The Unbeatable Squirrel Girl, Vol. 11: Call Your Squirrelfriend departs from the usual model of the previous volumes by having its one-off issue up front, rather than at the end. That's the big fiftieth-issue celebration - a team-up of the Squirrel Girls of three ages (roughly 12, 20, and 60) to defeat Kang the Conqueror - which is #50 only if you count the 2015 eight-issue series that was immediately rebooted for purely commercial reasons into the second, otherwise identical, series with exactly the same title and creators and direction. (Corporate comics, man! They're stupid even when they don't have to be. It's like they go out of they way for it.)
The rest of this volume collects a crossover story, I'm mildly sad to say. I don't know how the rest of "War of the Realms" - in which a secondary villain from Walt Simonson's Thor was dusted off and came thisclose to conquering every one of the ten canonical Norse mythological realms, including Earth/Midgard - went, though I expect worlds lived, worlds died, and nothing was ever the same...until the next big crossover two issues later.
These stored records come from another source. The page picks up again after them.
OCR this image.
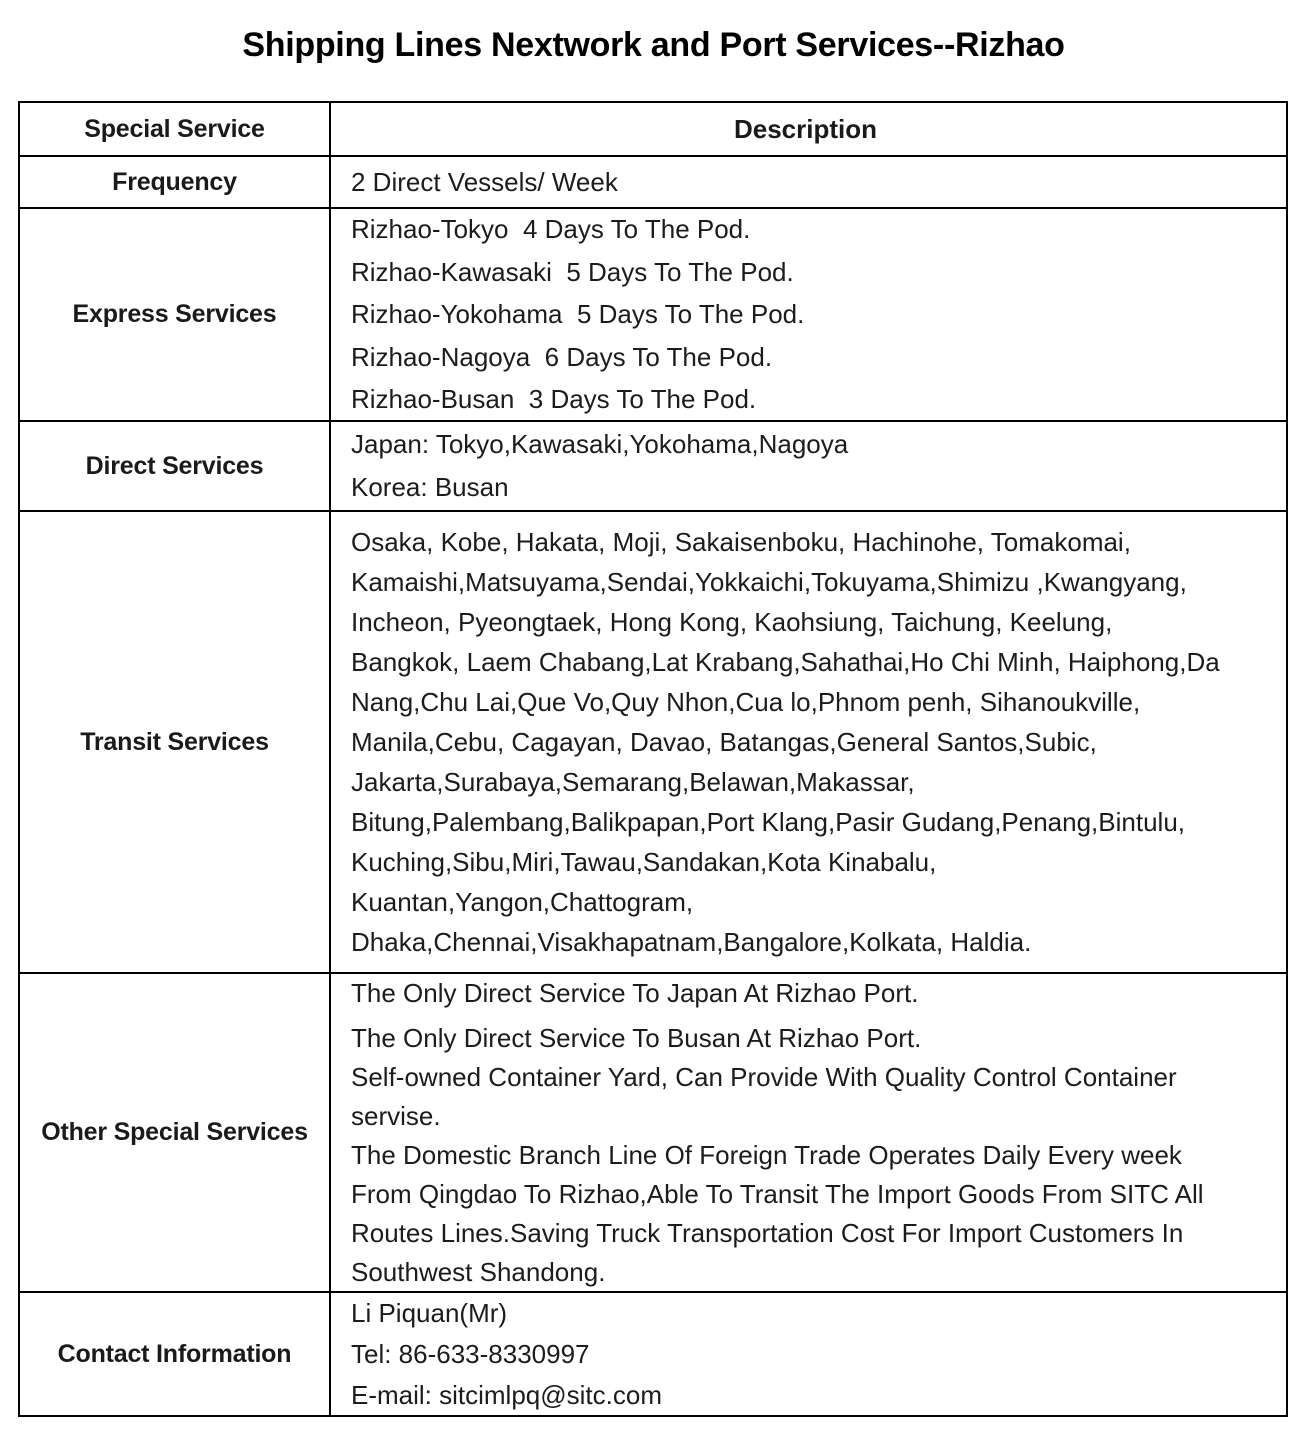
Shipping Lines Nextwork and Port Services--Rizhao
Special Service	Description
Frequency	2 Direct Vessels/ Week
Express Services
Rizhao-Tokyo  4 Days To The Pod.
Rizhao-Kawasaki  5 Days To The Pod.
Rizhao-Yokohama  5 Days To The Pod.
Rizhao-Nagoya  6 Days To The Pod.
Rizhao-Busan  3 Days To The Pod.
Direct Services
Japan: Tokyo,Kawasaki,Yokohama,Nagoya
Korea: Busan
Transit Services
Osaka, Kobe, Hakata, Moji, Sakaisenboku, Hachinohe, Tomakomai,
Kamaishi,Matsuyama,Sendai,Yokkaichi,Tokuyama,Shimizu ,Kwangyang,
Incheon, Pyeongtaek, Hong Kong, Kaohsiung, Taichung, Keelung,
Bangkok, Laem Chabang,Lat Krabang,Sahathai,Ho Chi Minh, Haiphong,Da
Nang,Chu Lai,Que Vo,Quy Nhon,Cua lo,Phnom penh, Sihanoukville,
Manila,Cebu, Cagayan, Davao, Batangas,General Santos,Subic,
Jakarta,Surabaya,Semarang,Belawan,Makassar,
Bitung,Palembang,Balikpapan,Port Klang,Pasir Gudang,Penang,Bintulu,
Kuching,Sibu,Miri,Tawau,Sandakan,Kota Kinabalu,
Kuantan,Yangon,Chattogram,
Dhaka,Chennai,Visakhapatnam,Bangalore,Kolkata, Haldia.
Other Special Services
The Only Direct Service To Japan At Rizhao Port.
The Only Direct Service To Busan At Rizhao Port.
Self-owned Container Yard, Can Provide With Quality Control Container
servise.
The Domestic Branch Line Of Foreign Trade Operates Daily Every week
From Qingdao To Rizhao,Able To Transit The Import Goods From SITC All
Routes Lines.Saving Truck Transportation Cost For Import Customers In
Southwest Shandong.
Contact Information
Li Piquan(Mr)
Tel: 86-633-8330997
E-mail: sitcimlpq@sitc.com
Here's it's mostly an excuse to send SG (aka Doreen Green) off to Canada without her usual supporting cast to battle the Frost Giants who have taken over North America. (Apparently, "War of the Realms" saw my man Malekith first conquer every other Norse realm, perhaps for practice, and then use all of their combined forces to invade and conquer Earth, so each of the various kinds of mythic creatures could have their own discrete continent to invade and dominate. It's all very wargame-y, frankly - the kind of thing that seems like it was more fun for the people planning than in the actual storytelling or reading.)
SG does get to team up with Her Greatest Enemy, or at least Her Greatest Enemy Connected To Norse Mythology, which is close enough for government work. So she and Ratatoskr, the "Asgardian chaos squirrel god," have to bicker and team up to defeat the Frost Giants and do their small piece of world-saving. She does foment a political revolution - at least as far as we see - among the Frost Giants by quoting John Locke at them, which is mildly amusing, though part of me wished she went full hardcore Marx/Lenin.
But I am getting a sense that the team was running out of SG stories at this point, and/or getting dragged away from their comfortable Girl Power! corner of the Marvel Universe, which may be why the whole series ended just a few issues later, with the actual #50. But I'll have to see about that when I get to Vol. 12.